Within the context of a self-consciously ‘refined’, black & white 1966 film, Steele’s character’s assorted outbursts of sexual mania really come out of nowhere. Though of course there’s no explicit nudity or whathaveyou, her open seduction of the maid is pretty censor-baiting stuff for the era, and you probably could have seen my jaw drop from space during the unforgettable scene in which she commands the aforementioned gardener to strip her naked, then proceeds to savagely beat him with a riding crop.
Unforgettable stuff to say the least, and so much more shocking for its unexpectedness, years before this sort of thing became par for the course in all those Walerian Borowczyk / Tinto Brass type movies in the tawdry ‘70s.

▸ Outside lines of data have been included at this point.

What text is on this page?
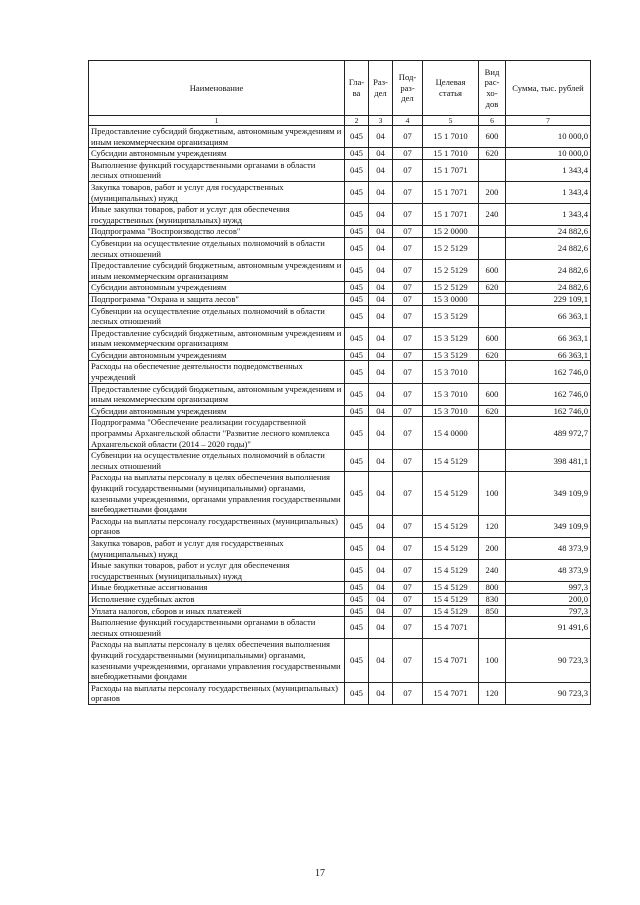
Наименование	Гла-ва	Раз-дел	Под-раз-дел	Целевая статья	Вид рас-хо-дов	Сумма, тыс. рублей
1	2	3	4	5	6	7
Предоставление субсидий бюджетным, автономным учреждениям и иным некоммерческим организациям	045	04	07	15 1 7010	600	10 000,0
Субсидии автономным учреждениям	045	04	07	15 1 7010	620	10 000,0
Выполнение функций государственными органами в области лесных отношений	045	04	07	15 1 7071		1 343,4
Закупка товаров, работ и услуг для государственных (муниципальных) нужд	045	04	07	15 1 7071	200	1 343,4
Иные закупки товаров, работ и услуг для обеспечения государственных (муниципальных) нужд	045	04	07	15 1 7071	240	1 343,4
Подпрограмма "Воспроизводство лесов"	045	04	07	15 2 0000		24 882,6
Субвенции на осуществление отдельных полномочий в области лесных отношений	045	04	07	15 2 5129		24 882,6
Предоставление субсидий бюджетным, автономным учреждениям и иным некоммерческим организациям	045	04	07	15 2 5129	600	24 882,6
Субсидии автономным учреждениям	045	04	07	15 2 5129	620	24 882,6
Подпрограмма "Охрана и защита лесов"	045	04	07	15 3 0000		229 109,1
Субвенции на осуществление отдельных полномочий в области лесных отношений	045	04	07	15 3 5129		66 363,1
Предоставление субсидий бюджетным, автономным учреждениям и иным некоммерческим организациям	045	04	07	15 3 5129	600	66 363,1
Субсидии автономным учреждениям	045	04	07	15 3 5129	620	66 363,1
Расходы на обеспечение деятельности подведомственных учреждений	045	04	07	15 3 7010		162 746,0
Предоставление субсидий бюджетным, автономным учреждениям и иным некоммерческим организациям	045	04	07	15 3 7010	600	162 746,0
Субсидии автономным учреждениям	045	04	07	15 3 7010	620	162 746,0
Подпрограмма "Обеспечение реализации государственной программы Архангельской области "Развитие лесного комплекса Архангельской области (2014 – 2020 годы)"	045	04	07	15 4 0000		489 972,7
Субвенции на осуществление отдельных полномочий в области лесных отношений	045	04	07	15 4 5129		398 481,1
Расходы на выплаты персоналу в целях обеспечения выполнения функций государственными (муниципальными) органами, казенными учреждениями, органами управления государственными внебюджетными фондами	045	04	07	15 4 5129	100	349 109,9
Расходы на выплаты персоналу государственных (муниципальных) органов	045	04	07	15 4 5129	120	349 109,9
Закупка товаров, работ и услуг для государственных (муниципальных) нужд	045	04	07	15 4 5129	200	48 373,9
Иные закупки товаров, работ и услуг для обеспечения государственных (муниципальных) нужд	045	04	07	15 4 5129	240	48 373,9
Иные бюджетные ассигнования	045	04	07	15 4 5129	800	997,3
Исполнение судебных актов	045	04	07	15 4 5129	830	200,0
Уплата налогов, сборов и иных платежей	045	04	07	15 4 5129	850	797,3
Выполнение функций государственными органами в области лесных отношений	045	04	07	15 4 7071		91 491,6
Расходы на выплаты персоналу в целях обеспечения выполнения функций государственными (муниципальными) органами, казенными учреждениями, органами управления государственными внебюджетными фондами	045	04	07	15 4 7071	100	90 723,3
Расходы на выплаты персоналу государственных (муниципальных) органов	045	04	07	15 4 7071	120	90 723,3
17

Camillo Mastrocinque (who co-scripted as well as directing) is certainly not a household name around these parts, but a brief visit to IMDB reveals that, far from the apple-cart upsetting firebrand you might expect, he was actually a 65 year old veteran when he made ‘Un Angelo..’, having directed his first feature in 1937 and been actively engaged in film-making ever since, with over sixty titles to his name (no mean feat, when you consider the travails suffered by the Italian film industry during and after the war). Most of his CV consists of comedies, with the occasional crime film or melodrama, and his decades of experience perhaps help to explain both his more formalised visual aesthetic and his apparent disinterest in the relative johnny-come-lately horror genre. That said, this film’s concentration on taboo-busting sexual intensity – very much the kind of stuff you’d expect from a young, post-war director – remains a bit of a mystery… but hey, he made a flick called ‘The Call Girl Business’ with Anita Eckberg in 1960, plus an earlier gothic horror in ‘64 (‘Crypt of the Vampire’, a Carmilla/Karnstein picture starring Christopher Lee, no less), so presumably he wasn’t too adverse to moving with the times – and in this case, somewhat beyond them - in his later years.

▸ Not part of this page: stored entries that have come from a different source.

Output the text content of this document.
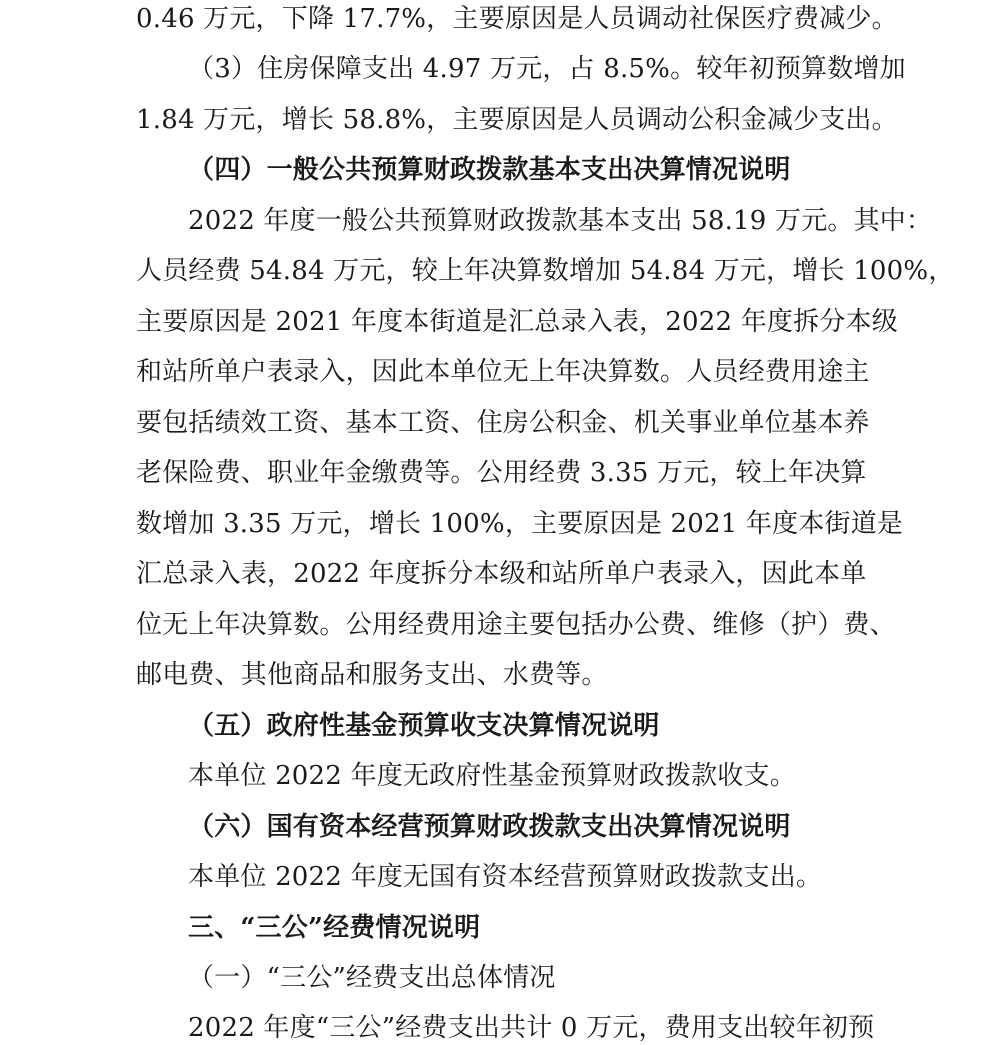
0.46 万元，下降 17.7%，主要原因是人员调动社保医疗费减少。
（3）住房保障支出 4.97 万元，占 8.5%。较年初预算数增加
1.84 万元，增长 58.8%，主要原因是人员调动公积金减少支出。
（四）一般公共预算财政拨款基本支出决算情况说明
2022 年度一般公共预算财政拨款基本支出 58.19 万元。其中：
人员经费 54.84 万元，较上年决算数增加 54.84 万元，增长 100%，
主要原因是 2021 年度本街道是汇总录入表，2022 年度拆分本级
和站所单户表录入，因此本单位无上年决算数。人员经费用途主
要包括绩效工资、基本工资、住房公积金、机关事业单位基本养
老保险费、职业年金缴费等。公用经费 3.35 万元，较上年决算
数增加 3.35 万元，增长 100%，主要原因是 2021 年度本街道是
汇总录入表，2022 年度拆分本级和站所单户表录入，因此本单
位无上年决算数。公用经费用途主要包括办公费、维修（护）费、
邮电费、其他商品和服务支出、水费等。
（五）政府性基金预算收支决算情况说明
本单位 2022 年度无政府性基金预算财政拨款收支。
（六）国有资本经营预算财政拨款支出决算情况说明
本单位 2022 年度无国有资本经营预算财政拨款支出。
三、“三公”经费情况说明
（一）“三公”经费支出总体情况
2022 年度“三公”经费支出共计 0 万元，费用支出较年初预
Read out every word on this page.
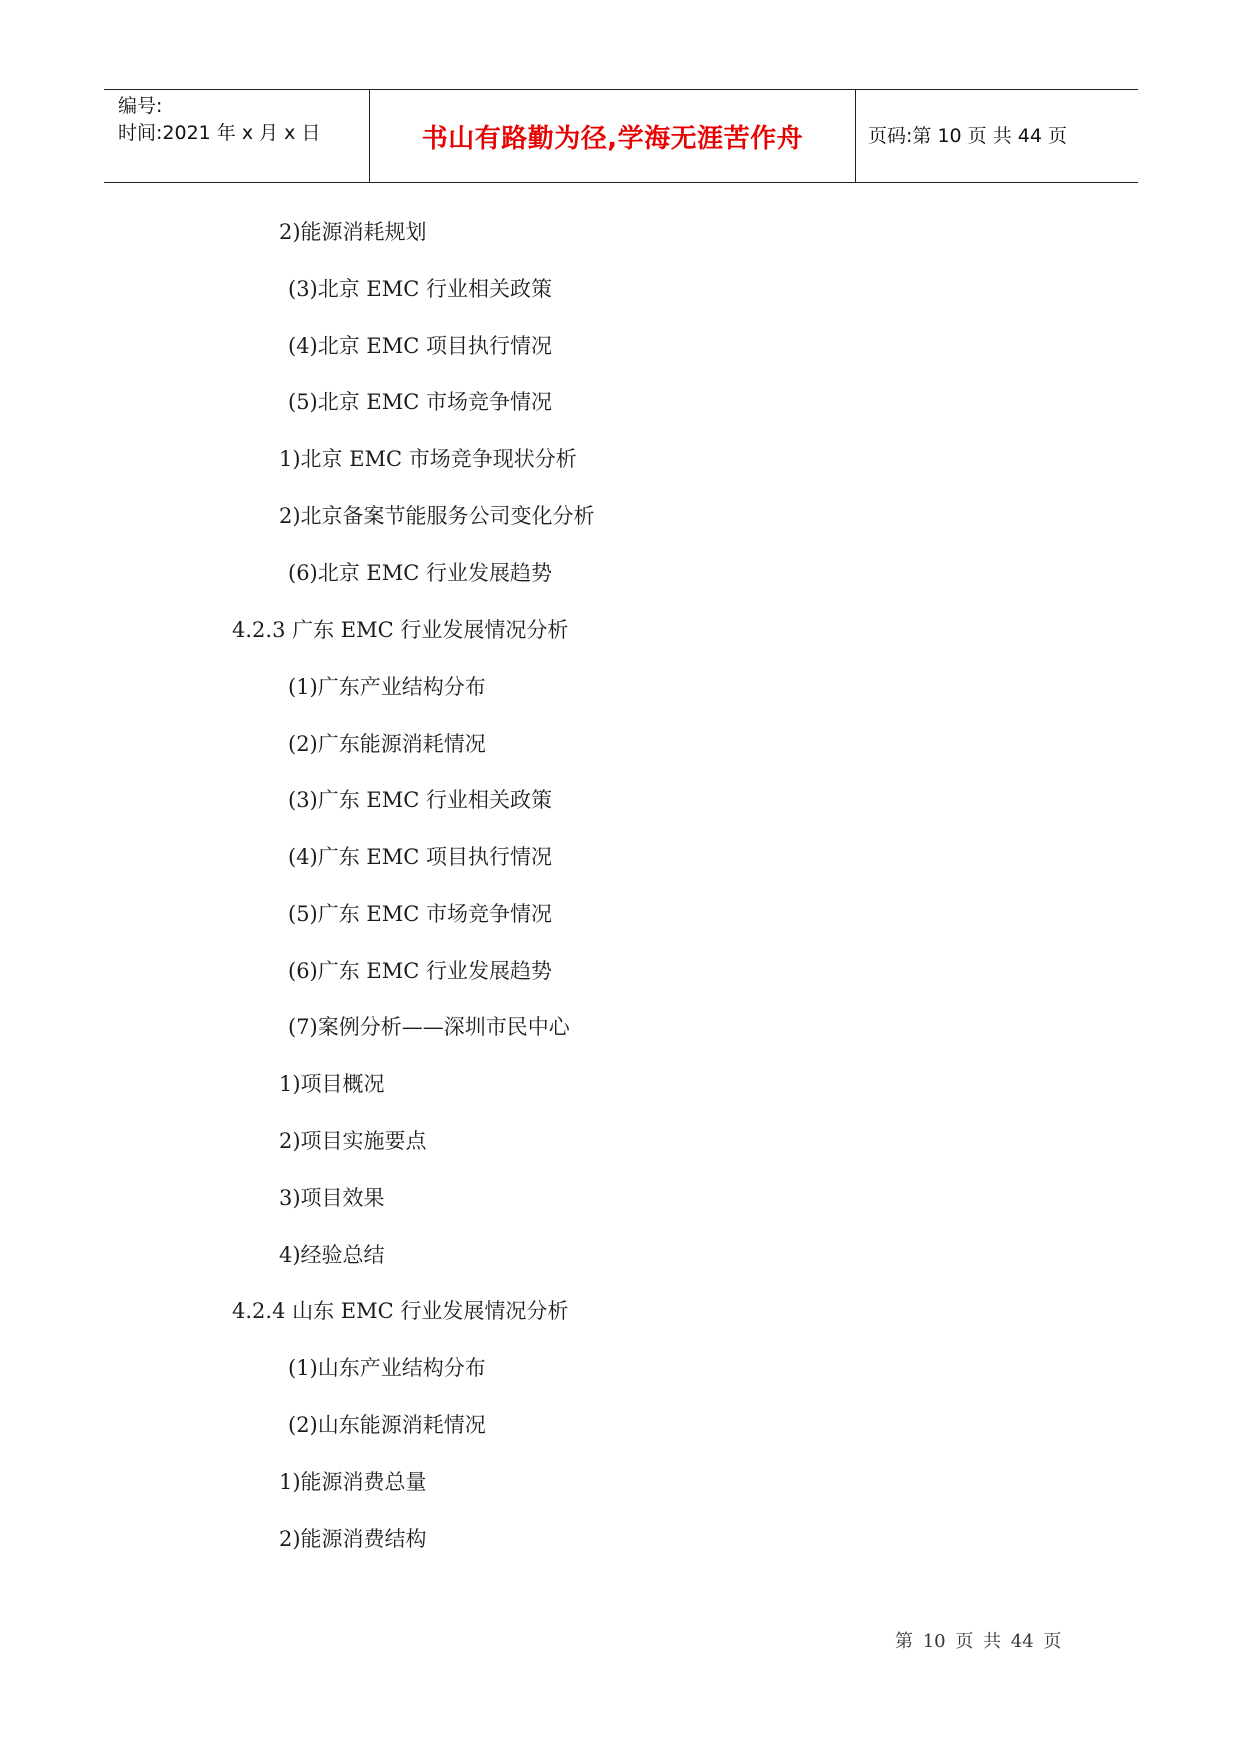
编号:
时间:2021 年 x 月 x 日	书山有路勤为径,学海无涯苦作舟	页码:第 10 页 共 44 页
2)能源消耗规划
(3)北京 EMC 行业相关政策
(4)北京 EMC 项目执行情况
(5)北京 EMC 市场竞争情况
1)北京 EMC 市场竞争现状分析
2)北京备案节能服务公司变化分析
(6)北京 EMC 行业发展趋势
4.2.3 广东 EMC 行业发展情况分析
(1)广东产业结构分布
(2)广东能源消耗情况
(3)广东 EMC 行业相关政策
(4)广东 EMC 项目执行情况
(5)广东 EMC 市场竞争情况
(6)广东 EMC 行业发展趋势
(7)案例分析——深圳市民中心
1)项目概况
2)项目实施要点
3)项目效果
4)经验总结
4.2.4 山东 EMC 行业发展情况分析
(1)山东产业结构分布
(2)山东能源消耗情况
1)能源消费总量
2)能源消费结构
第 10 页 共 44 页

Thus far, pretty remarkable stuff, I’m sure you’ll agree, but ‘Un Angelo..’s biggest flaw is that, in spite of everything, it cops out. Despite setting up its stall with the clear intention of dismissing superficial gothic horror cliché, when it comes time for the pay-off, it can’t close the circle. Why did Barbara *actually* go nuts and start sexing up everyone in sight? Why were the people of the village so easily riled up into a self-destructive frenzy? Well I won’t give things away, but needless to say, Mastrocinque seems unable or unwilling to quite take things to their implied anti-authoritarian conclusions, instead falling back during the final act into workaday penny dreadful daftness that, whilst perfectly acceptable for yr average ‘60s horror film, is a real let down given the potential psycho-social depth of what we’ve previously been shown, making the preceding drama seem like, at best, a misanthropic and heartless demonstration of (wo)man’s inhumanity to man, and, at worst, simply an empty and confounding one.

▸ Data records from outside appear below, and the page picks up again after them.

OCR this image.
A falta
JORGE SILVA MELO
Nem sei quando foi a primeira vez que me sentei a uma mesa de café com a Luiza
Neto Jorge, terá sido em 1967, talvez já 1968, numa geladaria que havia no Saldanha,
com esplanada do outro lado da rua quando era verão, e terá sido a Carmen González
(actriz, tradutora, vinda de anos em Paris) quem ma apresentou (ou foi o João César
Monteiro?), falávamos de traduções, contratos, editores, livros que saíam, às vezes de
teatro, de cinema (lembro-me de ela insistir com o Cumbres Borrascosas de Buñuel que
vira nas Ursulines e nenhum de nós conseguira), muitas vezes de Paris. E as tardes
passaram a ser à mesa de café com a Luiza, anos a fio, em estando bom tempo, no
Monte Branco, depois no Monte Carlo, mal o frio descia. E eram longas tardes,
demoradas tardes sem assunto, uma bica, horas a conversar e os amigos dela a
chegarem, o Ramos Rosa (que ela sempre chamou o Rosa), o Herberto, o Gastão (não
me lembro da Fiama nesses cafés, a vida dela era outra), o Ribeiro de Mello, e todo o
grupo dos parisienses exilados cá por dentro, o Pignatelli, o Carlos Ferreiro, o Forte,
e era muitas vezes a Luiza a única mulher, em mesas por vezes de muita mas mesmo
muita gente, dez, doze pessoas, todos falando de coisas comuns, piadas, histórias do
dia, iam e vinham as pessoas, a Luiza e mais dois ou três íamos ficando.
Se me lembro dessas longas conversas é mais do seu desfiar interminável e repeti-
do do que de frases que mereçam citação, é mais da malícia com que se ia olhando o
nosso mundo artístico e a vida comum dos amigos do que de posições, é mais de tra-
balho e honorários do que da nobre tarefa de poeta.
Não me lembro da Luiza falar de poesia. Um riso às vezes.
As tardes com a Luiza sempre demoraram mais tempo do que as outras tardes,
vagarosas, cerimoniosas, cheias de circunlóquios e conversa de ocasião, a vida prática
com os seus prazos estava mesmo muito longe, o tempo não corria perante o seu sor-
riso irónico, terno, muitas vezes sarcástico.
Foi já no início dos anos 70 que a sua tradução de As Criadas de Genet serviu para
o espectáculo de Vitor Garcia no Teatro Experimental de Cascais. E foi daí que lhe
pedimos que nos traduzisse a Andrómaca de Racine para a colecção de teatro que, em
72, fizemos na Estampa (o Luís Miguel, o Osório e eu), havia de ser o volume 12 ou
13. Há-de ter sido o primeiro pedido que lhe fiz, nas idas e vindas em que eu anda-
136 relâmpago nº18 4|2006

Still, if it can’t *quite* hit the targets it set out for itself, this film is still one hell of a lot more interesting than the rote gothic horror that viewers may have been anticipating. Not that there’s anything wrong with rote gothic horror mind you – it certainly keeps me contended – but instead, ‘An Angel For Satan’ is one of those movies that kinda makes you want to ring up your higher minded cineaste friends and point them in the direction of a bit of flawed almost-genius that thus far seems to have slipped under everybody’s radar.